On a positive note...

It would be a bit of an exaggeration if I said I have never been so tired of going to the hospital. But that is how I feel right now. My blood has been such a pain lately but I'm hoping Ill be set for another month now. First it was to high and so we lowered my blood thinners. Only to have it bottom out and have to change my doses each week. But Dr. H called and looks like I'm back to therapeutic for now. After a month and a half of weekly checks, I'm free, for a few weeks anyways.

I was talking to day yesterday and he asked if I could feel when my blood is off. For me, a low INR (thick blood) is usually accompanied with lots of sleeping and just all around stiffness. My body just feels like its filled with concrete. When my INR is high (thin blood) I tend to get lots of headaches and dizzy spells so horrible I get nauseous. I'm not sure which one is better. If my blood is thick, I run the risk of throwing another clot. A blood clot in my liver is what landed me in this position. I could develop a clot in my lungs or even worse my brain and have a stroke. But with thin blood I run the risk of bleeding out. So everyday task become extremely dangerous. I could slice my hand cooking for washing dishes. And If I hit my head, I could develop a brain bleed. If I were to get into an accident, I could easily have internal bleeding. So either way, I'm pretty much screwed. That is why it is so important for me to make sure I am at a safe level.

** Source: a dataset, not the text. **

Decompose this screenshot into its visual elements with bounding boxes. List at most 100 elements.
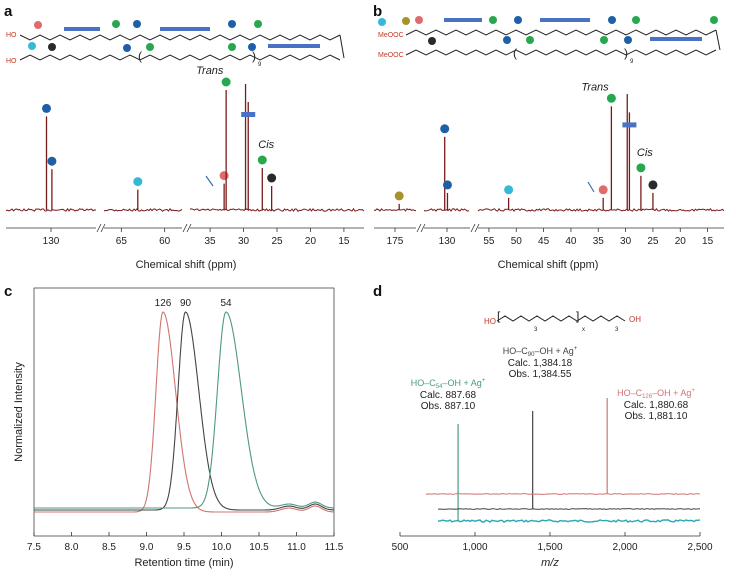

It is so easy to over look the blood disorder that started this whole thing. I have what is called Prothrombin Gene Mutation G20210A. It causes my blood to clot easily. I have had it my whole life. It is most likely the cause of my 2 miscarriages and the reason Anthony was premature. Luckily I am not a smoker, since smoking increases the risk of clotting. But I did take birth control pills, which could have played a part in it all. I hate that there is not telling how long I have had the clot in my liver. When I was pregnant with Anthony i was told I had a third kidney, but when I got pregnant with Alex my spleen was pushed all the way down in my pelvis so that explains that. So maybe I had it then, who knows.

In a way I am very thankful that the clot developed in my liver and not in my brain or lungs. Yes the thought of having a liver transplant sounds scary, but at least I have a chance. And I am well enough to enjoy what time I have now. when I think of all the things I could not have today if I hadn't made it this far, its easy to see this as a blessing. That sounds weird but the truth is, as bad as this is going to be is nothing compared to what it could have been.